DEBS: Hank, I absolutely agree. I can't imagine how hard it would to subject yourself to that sort of scrutiny and criticism--not to mention the First Ladies who put their own careers on hold!


JENN McKINLAY: Hank, I could never. I swear like a sailor, play pranks with my sons that would be fodder for all the judgy types, and am about as far from a fashionista as a woman can be. Ingrid and Rhys, count me in on the Michelle Obama fan club. I simply adore her. But there is one first lady, who lived before my time, whose words echo in my head with great regularity. Eleanor Roosevelt. She said, "You must do the thing you think you cannot do." I turn to this quote in times of self doubt and it has always guided me through it. 





LUCY BURDETTE: This was my comment too, Hank, only you said it so much more eloquently. Serving as First Lady is an impossible job. You didn't choose the job. You aren't being paid for it. Your freedom to live a normal life is gone. And if you don't adore your husband or agree with his positions, you sure better be a good actress!

That said, I loved Michelle's grace and dignity and sense of humor, and admire many other of these women, as well.
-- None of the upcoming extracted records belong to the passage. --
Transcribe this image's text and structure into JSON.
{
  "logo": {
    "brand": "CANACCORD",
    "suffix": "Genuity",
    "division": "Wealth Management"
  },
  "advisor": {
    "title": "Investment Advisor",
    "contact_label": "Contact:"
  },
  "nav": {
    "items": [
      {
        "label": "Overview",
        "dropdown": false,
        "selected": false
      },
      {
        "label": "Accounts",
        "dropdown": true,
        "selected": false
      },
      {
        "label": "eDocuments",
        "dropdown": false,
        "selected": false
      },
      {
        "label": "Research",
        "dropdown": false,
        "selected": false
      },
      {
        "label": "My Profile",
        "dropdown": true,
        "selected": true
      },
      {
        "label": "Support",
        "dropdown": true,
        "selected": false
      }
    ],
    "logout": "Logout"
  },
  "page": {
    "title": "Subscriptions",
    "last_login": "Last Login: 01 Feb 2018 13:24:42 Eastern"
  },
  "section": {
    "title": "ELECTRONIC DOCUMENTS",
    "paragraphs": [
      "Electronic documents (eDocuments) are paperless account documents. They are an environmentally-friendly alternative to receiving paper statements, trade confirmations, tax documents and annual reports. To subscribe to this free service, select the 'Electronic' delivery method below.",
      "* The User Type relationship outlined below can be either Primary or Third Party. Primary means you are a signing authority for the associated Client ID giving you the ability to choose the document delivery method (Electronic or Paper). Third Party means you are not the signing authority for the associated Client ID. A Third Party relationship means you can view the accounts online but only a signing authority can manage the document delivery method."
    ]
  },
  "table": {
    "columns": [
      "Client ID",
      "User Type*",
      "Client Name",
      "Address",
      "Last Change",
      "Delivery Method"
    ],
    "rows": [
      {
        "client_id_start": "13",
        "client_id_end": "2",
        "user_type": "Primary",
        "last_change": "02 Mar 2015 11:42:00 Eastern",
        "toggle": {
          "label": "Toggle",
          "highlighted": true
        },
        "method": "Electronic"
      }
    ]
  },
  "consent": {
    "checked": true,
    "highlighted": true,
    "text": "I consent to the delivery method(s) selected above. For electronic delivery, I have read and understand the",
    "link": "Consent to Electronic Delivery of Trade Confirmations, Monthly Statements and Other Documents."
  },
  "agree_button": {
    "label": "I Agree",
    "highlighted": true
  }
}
It's been interesting to go on several tours of the Little White House here in Key West as research for DEATH ON THE MENU. Harry Truman spent a lot of time here--and did important work here too, often with other government figures and the press in attendance. But Bess Truman did not love it, so she often didn't come. And that didn't seem to bother anyone! Can you imagine that happening these days?



DEBS: Lucy, I was so sorry I didn't get to see the Truman White House when I visited Key West. I can't wait to read DEATH ON THE MENU so I'll be up to snuff the next time!
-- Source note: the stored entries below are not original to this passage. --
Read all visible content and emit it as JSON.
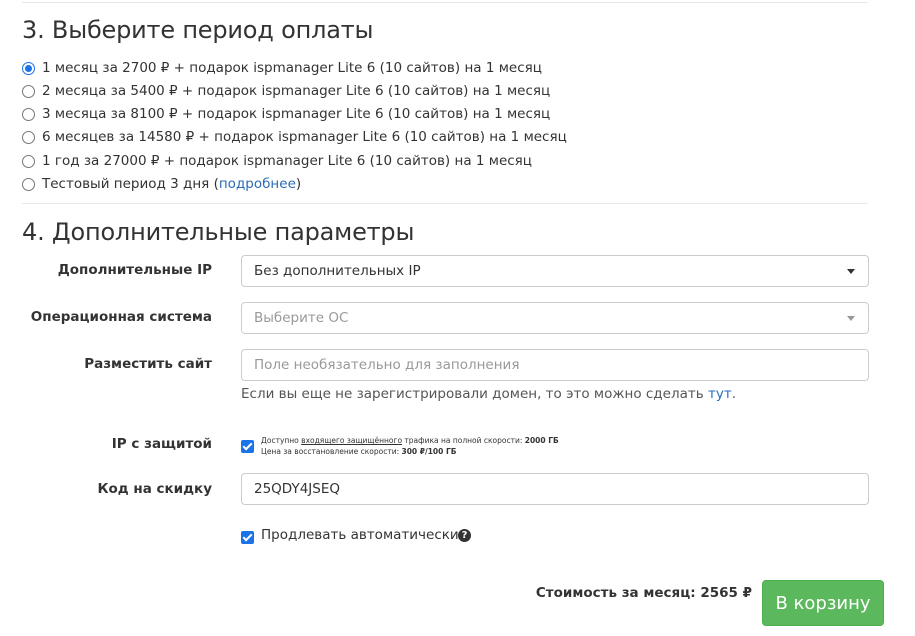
{
  "section3": {
    "title": "3. Выберите период оплаты",
    "options": [
      {
        "label": "1 месяц за 2700 ₽ + подарок ispmanager Lite 6 (10 сайтов) на 1 месяц",
        "checked": true
      },
      {
        "label": "2 месяца за 5400 ₽ + подарок ispmanager Lite 6 (10 сайтов) на 1 месяц",
        "checked": false
      },
      {
        "label": "3 месяца за 8100 ₽ + подарок ispmanager Lite 6 (10 сайтов) на 1 месяц",
        "checked": false
      },
      {
        "label": "6 месяцев за 14580 ₽ + подарок ispmanager Lite 6 (10 сайтов) на 1 месяц",
        "checked": false
      },
      {
        "label": "1 год за 27000 ₽ + подарок ispmanager Lite 6 (10 сайтов) на 1 месяц",
        "checked": false
      }
    ],
    "trial": {
      "prefix": "Тестовый период 3 дня (",
      "link": "подробнее",
      "suffix": ")",
      "checked": false
    }
  },
  "section4": {
    "title": "4. Дополнительные параметры",
    "extra_ip": {
      "label": "Дополнительные IP",
      "value": "Без дополнительных IP"
    },
    "os": {
      "label": "Операционная система",
      "placeholder": "Выберите ОС"
    },
    "site": {
      "label": "Разместить сайт",
      "placeholder": "Поле необязательно для заполнения",
      "help_prefix": "Если вы еще не зарегистрировали домен, то это можно сделать ",
      "help_link": "тут",
      "help_suffix": "."
    },
    "protected_ip": {
      "label": "IP с защитой",
      "checked": true,
      "line1_prefix": "Доступно ",
      "line1_link": "входящего защищённого",
      "line1_mid": " трафика на полной скорости: ",
      "line1_value": "2000 ГБ",
      "line2_prefix": "Цена за восстановление скорости: ",
      "line2_value": "300 ₽/100 ГБ"
    },
    "discount": {
      "label": "Код на скидку",
      "value": "25QDY4JSEQ"
    },
    "auto_renew": {
      "label": "Продлевать автоматически",
      "checked": true,
      "help_icon": "question-circle-icon"
    }
  },
  "footer": {
    "cost_label": "Стоимость за месяц: 2565 ₽",
    "cart_button": "В корзину"
  },
  "colors": {
    "accent": "#1a73e8",
    "link": "#2a6db5",
    "button": "#5cb85c"
  }
}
JULIA SPENCER-FLEMING: I'm going to go back in time a bit - a hundred years, to be exact. I've always been fascinated by Edith Bolling Galt Wilson, the second wife of Woodrow Wilson. Edith was the widow of a socially prominent but somewhat inept businessman when she was introduced to the also-widowed Wilson. She was forty-three and he was fifty-nine and they fell deeply in love, despite a swirl of rumors that they must have been having an affair before Ellen Wilson's death (some even speculated that the two had done away with the first Mrs. Wilson - clearly the Alex Jones conspiracy-monger types aren't a new phenomenon.)
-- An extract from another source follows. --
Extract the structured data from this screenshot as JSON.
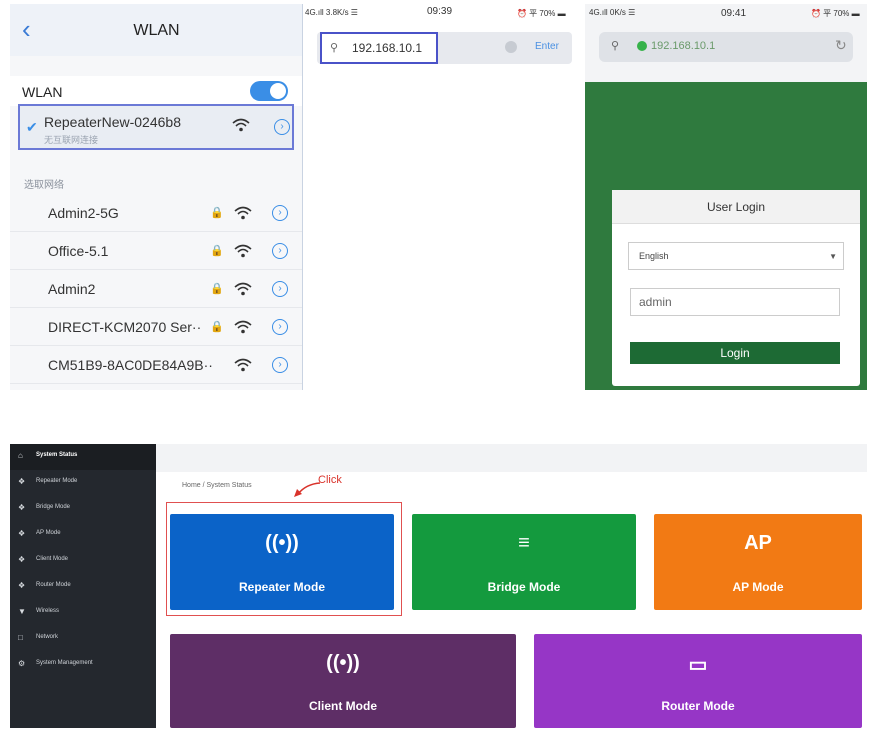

Edith was prepared for the sort of social hostessing First Ladies were called upon to perform; what she got instead was WWI. She flung herself into supporting the effort (and setting an example) with "gasless Sundays, meatless Mondays, and wheatless Wednesdays" at the White House. In a move that may remind you of Michelle Obama, she set a flock of sheep to graze on the White House grounds, to free up the manpower mowing took, and then had the sheared fleeces auctioned off to benefit the Red Cross.

But she's best known for what she tried to most keep under wraps - stepping in for her husband after he suffered a devastating stroke in 1919. From then until the end of his term in 1921, she read every legislative paper and piece of correspondence sent to the president, dealt with the ones she didn't think her husband needed to bother with, and condensed the rest into easy-to-digest summaries to suit Wilson's weakened condition. She always described herself as a mere steward for her husband's work, but members of the Executive branch tacitly acknowledged she was, in reality, running the show.

She was politically active in the Democratic Party for the rest of her life. Born in the presidency of Ulysses S. Grant, she was an honored guest at JFK's inauguration, and died at the ripe old age of 89 in 1961. Hurrah for Edith Wilson!


DEBS: Julia, I love this story about Edith Wilson! I had no idea! I was  hoping we'd learn some things we didn't know about First Ladies, and I had great fun hunting up the photos.

READERS, do you have any great stories about First Ladies to share?